Finally, we are ready to carry out the \(\chi^2\) goodness-of-fit test. R gives us a warning here because one of the expected frequencies is less than 5. However, we have been careful to meet the assumptions of the \(\chi^2\) test, so let’s persevere. Once again, R doesn’t know that we’ve estimated a parameter from the data (the mean), so it won’t use the correct degrees of freedom when calculating the \(P\)-value. As before, we need to grab the \(\chi^2\) value calculated by chisq.test and recalculate \(P\) using the correct degrees of freedom. Since the number of categories is now 8, the correct degrees of freedom is 8 - 1 - 1 = 6.

Ignore the warning from the next command, because we are following the rules for expected frequencies.

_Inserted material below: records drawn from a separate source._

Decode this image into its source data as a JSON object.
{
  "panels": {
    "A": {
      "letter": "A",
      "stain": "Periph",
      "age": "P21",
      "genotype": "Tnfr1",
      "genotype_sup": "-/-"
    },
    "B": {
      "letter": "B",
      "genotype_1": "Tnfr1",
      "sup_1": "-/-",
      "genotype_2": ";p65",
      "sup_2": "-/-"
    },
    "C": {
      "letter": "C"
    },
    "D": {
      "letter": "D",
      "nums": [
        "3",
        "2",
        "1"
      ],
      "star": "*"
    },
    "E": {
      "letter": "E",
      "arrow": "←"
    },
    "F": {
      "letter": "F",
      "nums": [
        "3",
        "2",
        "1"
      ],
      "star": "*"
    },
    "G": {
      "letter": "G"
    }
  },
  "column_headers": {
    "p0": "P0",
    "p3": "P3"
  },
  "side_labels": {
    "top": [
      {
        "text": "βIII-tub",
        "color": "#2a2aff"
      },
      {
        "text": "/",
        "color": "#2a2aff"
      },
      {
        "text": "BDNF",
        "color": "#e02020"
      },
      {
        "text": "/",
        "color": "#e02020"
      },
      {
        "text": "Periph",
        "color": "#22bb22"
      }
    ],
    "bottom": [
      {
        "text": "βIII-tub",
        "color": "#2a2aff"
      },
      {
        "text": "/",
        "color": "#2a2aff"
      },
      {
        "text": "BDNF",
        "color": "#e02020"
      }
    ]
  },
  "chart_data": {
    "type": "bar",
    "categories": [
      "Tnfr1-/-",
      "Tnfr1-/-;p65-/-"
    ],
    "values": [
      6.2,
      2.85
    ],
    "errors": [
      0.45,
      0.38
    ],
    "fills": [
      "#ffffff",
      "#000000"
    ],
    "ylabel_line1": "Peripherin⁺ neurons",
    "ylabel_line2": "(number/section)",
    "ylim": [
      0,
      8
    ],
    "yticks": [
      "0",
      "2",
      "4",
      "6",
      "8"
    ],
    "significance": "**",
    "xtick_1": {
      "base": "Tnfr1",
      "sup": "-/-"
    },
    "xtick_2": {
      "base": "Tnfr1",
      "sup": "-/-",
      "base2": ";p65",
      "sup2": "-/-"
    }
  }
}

saveChiTest <- chisq.test(obsFreqGroup, p = expFreqGroup/76)
## Warning in chisq.test(obsFreqGroup, p = expFreqGroup/76): Chi-squared
## approximation may be incorrect
saveChiTest
## 
##  Chi-squared test for given probabilities
## 
## data:  obsFreqGroup
## X-squared = 23.95, df = 7, p-value = 0.001163

The above uses the wrong degrees of freedom for the \(\chi^2\) statistic, so yields the wrong \(P\)-value. Here’s how to make things right:

pValue <- 1 - pchisq(saveChiTest$statistic, df = 6)
unname(pValue)
## [1] 0.0005334919


Variance:mean ratio

var(extinctData$numberOfExtinctions) / meanExtinctions
## [1] 3.257333